Люсьен дал волю мгновенно вспыхнувшему гневу:

— Мелани — вон отсюда!

Она проигнорировала его приказ, поставила бокалы на стол и пошла прямо на него, остановившись всего в нескольких дюймах, так что ему в ноздри ударил тяжелый, приторный и когда-то неотразимый для него запах ее тела. Она положила ладони на отвороты его сюртука.

— Ты на самом деле не хочешь, чтобы я ушла, Люсьен. Ты сказал так оттого, что тебе охота потискать эту шлюху, эту Кэт Харвей. Она не получит тебя, правда? Я была внизу и видела, как ты вошел к ней в комнату, а потом вышел. Она может сколько угодно падать в обмороки, но она не получит тебя. Вот почему ты напился этим вечером, правда, дорогой? Как давно ты воздерживаешься? Когда ты в последний раз был с женщиной?

Он с отвращением сбросил с плеч ее руки.

— Послушай меня, милый, — не унималась она, снова положив ладони ему на плечи. — Я могу тебе помочь. Ты ведь сгораешь от желания, не так ли? — Ее ручки пробежались по сюртуку вниз, и она улыбнулась: — я просто обожаю одежду. Женское платье должно быть вырезано как можно глубже, а мужской сюртук разделяется вот здесь, вот так, — и ее руки оказались еще ниже, между полами его сюртука, — чтобы демонстрировать вот это…

Прежде чем Люсьен перехватил ее, правая ручка Мелани поймала его член вместе с тонкой замшей плотно обтягивавших его бедра лосин.

— Ах, дорогой, — промурлыкала она, легонько сжимая пальцы, чтобы вызвать возбуждение, и ее умелые ласки получили ответ, за что Люсьен проклял свое тело. — Это же неестественно, заставлять себя жить с такой болью, так страдать. — Она опустилась на колени и прижалась лицом к его бедрам. — Не гони меня, милый. Позволь Мелли остаться. Позволь Мелли помочь тебе.

Он почувствовал, как твердеет его плоть, и возненавидел за это и себя и ее. Наклонившсь, он грубо поднял ее на ноги, держа на расстоянии вытянутой руки:

— Мелани, ты совсем потеряла всякий стыд? Ты хочешь, чтобы я выгнал тебя, чтобы сделал тебе больно?

Ее личико страдальчески скривилось, и бывшие наготове слезы полились рекой. Она казалась полностью уничтоженной и при этом не имеющей малейших сомнений, что делает что-то не то.

— Люсьен… дорогой… я только хотела помочь, Я сделала тебя однажды счастливым, ты ведь помнишь, и я знаю это. Мойна мне объяснила: ты уверен, что больше меня не любишь, и я понимаю, как ужасно ты смущен. Но я по-прежнему тебя люблю, и ты нуждаешься во мне, именно сейчас. Все, чего я хотела, — это помочь тебе. Вот, я даже принесла нам с тобой вина с пряностями. Если хочешь, мы можем просто посидеть и поговорить.

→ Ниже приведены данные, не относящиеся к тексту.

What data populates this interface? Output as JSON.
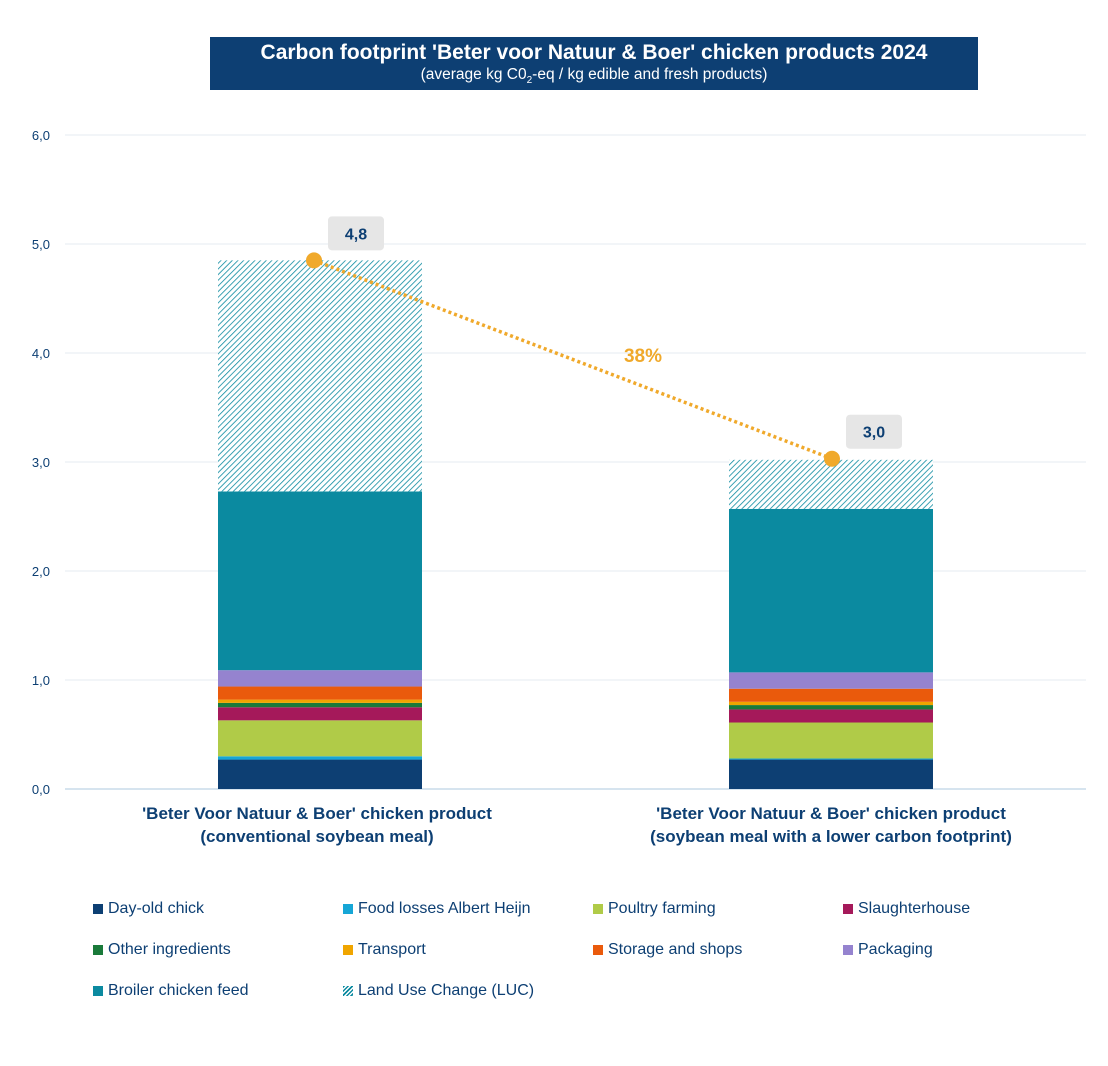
{
  "chart_data": {
    "type": "bar",
    "stacked": true,
    "title": "Carbon footprint 'Beter voor Natuur & Boer' chicken products 2024",
    "subtitle_pre": "(average kg C0",
    "subtitle_sub": "2",
    "subtitle_post": "-eq / kg edible and fresh products)",
    "ylim": [
      0,
      6
    ],
    "yticks": [
      "0,0",
      "1,0",
      "2,0",
      "3,0",
      "4,0",
      "5,0",
      "6,0"
    ],
    "categories": [
      {
        "line1": "'Beter Voor Natuur & Boer' chicken product",
        "line2": "(conventional soybean meal)"
      },
      {
        "line1": "'Beter Voor Natuur & Boer' chicken product",
        "line2": "(soybean meal with a lower carbon footprint)"
      }
    ],
    "series": [
      {
        "name": "Day-old chick",
        "color": "#0d3f73",
        "values": [
          0.27,
          0.27
        ]
      },
      {
        "name": "Food losses Albert Heijn",
        "color": "#16a6d6",
        "values": [
          0.03,
          0.01
        ]
      },
      {
        "name": "Poultry farming",
        "color": "#b0cb48",
        "values": [
          0.33,
          0.33
        ]
      },
      {
        "name": "Slaughterhouse",
        "color": "#a5195a",
        "values": [
          0.12,
          0.12
        ]
      },
      {
        "name": "Other ingredients",
        "color": "#1a7a3a",
        "values": [
          0.04,
          0.04
        ]
      },
      {
        "name": "Transport",
        "color": "#f0a500",
        "values": [
          0.03,
          0.03
        ]
      },
      {
        "name": "Storage and shops",
        "color": "#ea5a0c",
        "values": [
          0.12,
          0.12
        ]
      },
      {
        "name": "Packaging",
        "color": "#9583cf",
        "values": [
          0.15,
          0.15
        ]
      },
      {
        "name": "Broiler chicken feed",
        "color": "#0b8aa0",
        "values": [
          1.64,
          1.5
        ]
      },
      {
        "name": "Land Use Change (LUC)",
        "color": "#0b8aa0",
        "hatched": true,
        "values": [
          2.12,
          0.45
        ]
      }
    ],
    "totals": [
      4.8,
      3.0
    ],
    "total_labels": [
      "4,8",
      "3,0"
    ],
    "reduction_label": "38%",
    "accent": "#f0a92b"
  }
}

Она метнулась в сторону прежде, чем у него нашелся ответ, схватила бокалы и протянула один ему. Он взял его и посмотрел, как она отпила из своего, улыбаясь ему.

— Ну же, дорогой, — сказала она, подойдя к кровати и похлопав рукой рядом с собою. — Поди сюда, садись, и мы потолкуем. Ты думаешь, что влюбился в нее, не так ли? Но почему? Может, ты объяснишь мне, чтобы и я могла это понять? Мне было бы не так тяжело потерять тебя, дорогой. Правда стало бы легче.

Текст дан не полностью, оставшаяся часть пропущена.